Solo dopo questa nuova definizione diventa possibile la domanda, che spesso un giovane maschio si pone: non sarò forse omosessuale? Come spiega Claudio Risé nel suo ultimo libro, La crisi del dono, trasformare un orientamento sessuale in un’identità di genere è particolarmente pericoloso soprattutto durante l’adolescenza, un’età fluida per eccellenza, in cui la personalità di ciascun individuo è ancora in formazione. L’invenzione del genere gay, finalizzata nelle intenzioni a tutelare gli omosessuali dalla discriminazione, finisce invece per isolarli e impoverire la vitalità e la creatività del mondo maschile.
In questo senso la posizione di Freud è ancora oggi interessante. “L’indagine psicoanalitica si rifiuta con grande energia di separare gli omosessuali come un gruppo di specie particolare dalle altre persone. Essa, studiando eccitamenti sessuali diversi da quelli che si manifestano, sa che tutte le persone sono capaci di scegliere un oggetto sessuale dello stesso sesso e hanno anche fatto questa scelta nell’inconscio.” (Opere vol. 4, p. 460)

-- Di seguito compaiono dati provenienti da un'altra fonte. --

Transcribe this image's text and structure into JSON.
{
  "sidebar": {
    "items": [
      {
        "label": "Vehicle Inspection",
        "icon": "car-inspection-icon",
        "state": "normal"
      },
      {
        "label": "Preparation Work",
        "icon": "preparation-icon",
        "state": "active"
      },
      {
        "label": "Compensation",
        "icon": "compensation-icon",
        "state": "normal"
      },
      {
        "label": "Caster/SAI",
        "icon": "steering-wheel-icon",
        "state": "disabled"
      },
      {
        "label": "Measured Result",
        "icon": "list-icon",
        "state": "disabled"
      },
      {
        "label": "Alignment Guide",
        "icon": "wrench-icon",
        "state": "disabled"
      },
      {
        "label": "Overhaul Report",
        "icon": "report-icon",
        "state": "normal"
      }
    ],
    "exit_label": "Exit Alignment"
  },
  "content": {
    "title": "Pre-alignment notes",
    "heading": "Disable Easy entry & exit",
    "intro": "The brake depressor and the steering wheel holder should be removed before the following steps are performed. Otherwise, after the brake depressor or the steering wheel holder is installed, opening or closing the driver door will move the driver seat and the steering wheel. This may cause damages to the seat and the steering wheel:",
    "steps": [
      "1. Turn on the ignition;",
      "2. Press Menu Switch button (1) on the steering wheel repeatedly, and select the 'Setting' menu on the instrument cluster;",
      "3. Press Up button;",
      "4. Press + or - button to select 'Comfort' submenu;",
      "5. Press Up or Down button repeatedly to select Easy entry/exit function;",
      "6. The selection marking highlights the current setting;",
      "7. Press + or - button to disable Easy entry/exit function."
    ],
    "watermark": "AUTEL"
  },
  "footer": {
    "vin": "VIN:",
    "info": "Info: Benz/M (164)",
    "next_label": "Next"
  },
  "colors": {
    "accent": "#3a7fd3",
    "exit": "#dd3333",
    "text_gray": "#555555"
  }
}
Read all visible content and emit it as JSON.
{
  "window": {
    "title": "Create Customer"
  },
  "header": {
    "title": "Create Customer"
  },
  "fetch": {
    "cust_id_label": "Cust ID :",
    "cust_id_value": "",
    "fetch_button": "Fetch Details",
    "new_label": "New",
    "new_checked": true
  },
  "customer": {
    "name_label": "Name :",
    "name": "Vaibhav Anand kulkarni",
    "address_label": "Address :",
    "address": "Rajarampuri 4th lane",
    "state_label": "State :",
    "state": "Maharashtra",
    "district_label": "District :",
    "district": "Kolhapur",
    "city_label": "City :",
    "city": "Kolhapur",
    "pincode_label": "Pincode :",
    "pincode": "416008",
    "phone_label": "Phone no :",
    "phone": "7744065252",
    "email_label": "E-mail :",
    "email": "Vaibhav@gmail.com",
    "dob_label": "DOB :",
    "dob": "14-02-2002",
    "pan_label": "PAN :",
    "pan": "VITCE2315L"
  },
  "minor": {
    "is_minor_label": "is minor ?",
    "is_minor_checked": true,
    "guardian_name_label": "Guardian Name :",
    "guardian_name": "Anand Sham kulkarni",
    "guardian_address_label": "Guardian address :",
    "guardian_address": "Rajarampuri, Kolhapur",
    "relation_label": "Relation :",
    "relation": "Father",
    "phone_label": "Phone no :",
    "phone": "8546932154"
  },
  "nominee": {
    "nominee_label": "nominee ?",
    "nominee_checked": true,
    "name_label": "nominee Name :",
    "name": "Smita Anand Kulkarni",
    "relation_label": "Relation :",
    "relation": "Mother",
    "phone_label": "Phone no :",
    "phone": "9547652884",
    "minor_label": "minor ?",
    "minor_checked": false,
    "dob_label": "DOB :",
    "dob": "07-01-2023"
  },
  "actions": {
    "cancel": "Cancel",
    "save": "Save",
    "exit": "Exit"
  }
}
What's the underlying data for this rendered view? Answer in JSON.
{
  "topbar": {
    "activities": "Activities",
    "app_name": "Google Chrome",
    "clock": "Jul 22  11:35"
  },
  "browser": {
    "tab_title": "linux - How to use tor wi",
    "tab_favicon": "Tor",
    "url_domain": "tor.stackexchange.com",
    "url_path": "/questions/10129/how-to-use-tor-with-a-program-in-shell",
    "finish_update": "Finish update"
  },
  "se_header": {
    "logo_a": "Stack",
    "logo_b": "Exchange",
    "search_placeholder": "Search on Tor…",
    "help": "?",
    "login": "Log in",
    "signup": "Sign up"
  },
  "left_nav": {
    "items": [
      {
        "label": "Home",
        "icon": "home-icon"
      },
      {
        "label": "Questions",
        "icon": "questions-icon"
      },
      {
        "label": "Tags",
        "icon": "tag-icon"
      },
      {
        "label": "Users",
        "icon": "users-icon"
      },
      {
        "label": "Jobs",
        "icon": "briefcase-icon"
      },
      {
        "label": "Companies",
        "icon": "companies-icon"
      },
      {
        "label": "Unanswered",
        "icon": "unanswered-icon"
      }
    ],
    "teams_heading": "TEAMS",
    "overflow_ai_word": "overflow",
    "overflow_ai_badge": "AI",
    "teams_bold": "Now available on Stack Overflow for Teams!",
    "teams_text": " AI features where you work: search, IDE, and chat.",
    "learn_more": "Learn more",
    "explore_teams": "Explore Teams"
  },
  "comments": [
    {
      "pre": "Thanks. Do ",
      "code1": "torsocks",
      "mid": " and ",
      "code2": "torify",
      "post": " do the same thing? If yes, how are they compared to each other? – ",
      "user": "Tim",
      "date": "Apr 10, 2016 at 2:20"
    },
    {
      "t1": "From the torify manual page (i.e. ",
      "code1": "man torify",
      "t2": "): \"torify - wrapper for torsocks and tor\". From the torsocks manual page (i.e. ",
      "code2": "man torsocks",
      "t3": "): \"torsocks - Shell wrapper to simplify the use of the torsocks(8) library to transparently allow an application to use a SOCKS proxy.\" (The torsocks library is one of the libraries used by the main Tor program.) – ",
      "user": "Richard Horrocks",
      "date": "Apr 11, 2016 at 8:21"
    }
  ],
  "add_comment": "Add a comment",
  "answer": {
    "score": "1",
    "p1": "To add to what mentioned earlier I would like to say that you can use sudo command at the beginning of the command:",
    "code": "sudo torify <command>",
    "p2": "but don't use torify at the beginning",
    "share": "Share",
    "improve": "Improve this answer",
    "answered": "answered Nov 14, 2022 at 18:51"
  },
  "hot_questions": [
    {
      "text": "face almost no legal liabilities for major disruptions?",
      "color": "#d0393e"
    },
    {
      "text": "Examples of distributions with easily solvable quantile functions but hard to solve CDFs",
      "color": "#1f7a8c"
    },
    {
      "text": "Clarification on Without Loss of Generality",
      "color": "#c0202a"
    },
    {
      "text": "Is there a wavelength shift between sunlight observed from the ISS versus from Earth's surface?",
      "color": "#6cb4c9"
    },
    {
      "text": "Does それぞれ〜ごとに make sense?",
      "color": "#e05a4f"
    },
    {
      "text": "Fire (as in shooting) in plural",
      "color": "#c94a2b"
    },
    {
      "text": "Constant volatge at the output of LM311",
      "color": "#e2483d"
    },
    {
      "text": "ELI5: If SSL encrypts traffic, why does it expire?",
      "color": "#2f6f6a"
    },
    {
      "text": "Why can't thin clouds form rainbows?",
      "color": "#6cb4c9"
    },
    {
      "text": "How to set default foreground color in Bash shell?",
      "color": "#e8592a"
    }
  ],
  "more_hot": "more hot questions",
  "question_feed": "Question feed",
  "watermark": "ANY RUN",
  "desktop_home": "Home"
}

Freud dunque non considera l’omosessualità come una malattia. La contrappone però a una sessualità “normale”, che presuppone il superamento del complesso di Edipo. Per questo motivo tende a considerarla come una forma di attaccamento a comportamenti sessuali arcaici legati a livelli psicologici pregenitali. La maturità piena presuppone l’incontro con l’altro e quindi, dal punto di vista sessuale, con l’altro genere. Il prevalere della posizione omoerotica è radicato, secondo Freud, nella mancanza di un padre forte nell’infanzia.
In conclusione questa sembra essere oggi la questione centrale. La debolezza del campo maschile si coniuga con una figura di padre sempre più debole, spesso assente dalla vita dei figli per propria responsabilità o perché escluso da un sistema che in caso di separazione o divorzio, lo allontana dai figli. Nell’esprimere la propria omosessualità, molti uomini esprimono il loro amore per il mondo maschile e per un padre che sentono assente. Rinchiudere questo amore dentro lo schema rigido di un’identità predefinita impoverisce ancora di più le potenzialità del genere maschile. Solo la libera ricerca di quanto il proprio orientamento, omosessuale o eterosessuale, possa arricchire e dare senso alla propria vita, può invece contribuire alla felicità personale.